To create a more open and secure environment, part of the project’s master plan calls for the construction of glass buildings and digital devices that increase visibility and surveillance of the campus. This will offer increased student safety and enhance the university’s interaction with the community. The redesign of the Tec campus not only facilitates the necessity for flexibility and technology that their new pedagogy requires, it also promotes resiliency and branding.

USING INTELLIGENT TECHNOLOGY TO DELIVER OPERATIONAL EFFICIENCY

Universities and colleges resemble small cities; each has their own infrastructure that must be regularly maintained in order for operations to run as smoothly as possible. But that comes with an ever-increasing price tag, making it very difficult for schools to avoid initiating tuition hikes and cost-cutting measures on academic, sports, student-life, and other programs.

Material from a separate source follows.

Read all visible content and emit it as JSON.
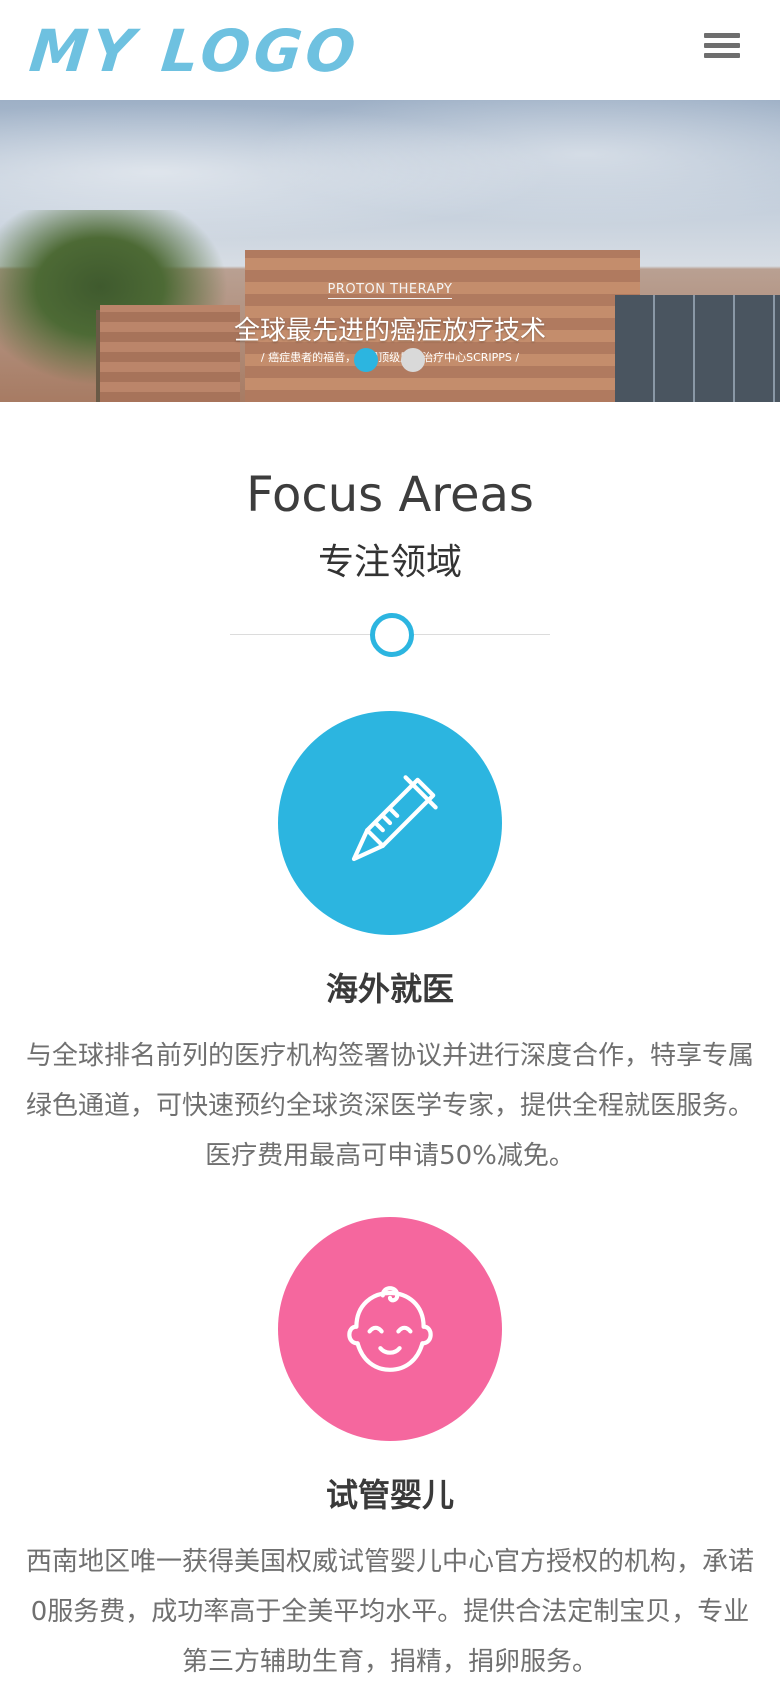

Smart technologies, however, enable schools to operate more efficiently. This, in turn, allows them to continue to meet rigorous academic standards and, at the same time, to keep tuition and other costs as low as possible.

One of their biggest operating costs is energy and water consumption. A number of schools have installed smart technology into building control systems and renewable energy programs that have increased efficiencies in these areas, producing significant cost savings.

For example, the University of Washington has installed more than 2,000 sensors at its Seattle campus to monitor energy consumption, resulting in a projected return of several dollars in savings for every dollar invested in the technology.

Pacific Lutheran University, a private school in Tacoma, WA, has reduced its energy costs by using IoT devices on its heating and air-conditioning system and doors on campus buildings that measure the number of students entering and leaving buildings. And schools like The University of Texas have or are building their own microgrids to reduce energy costs and lessen their dependence on other power sources.

Higher education institutions, of which there are more than 4,000 public and private colleges and universities in the U.S. alone, must adopt smart campus technologies in order to continue to offer topnotch, cost-efficient educational programs in this competitive market. This approach will allow today’s students to meet the demanding challenges that lie ahead in the increasingly digitalized society of the 21st century.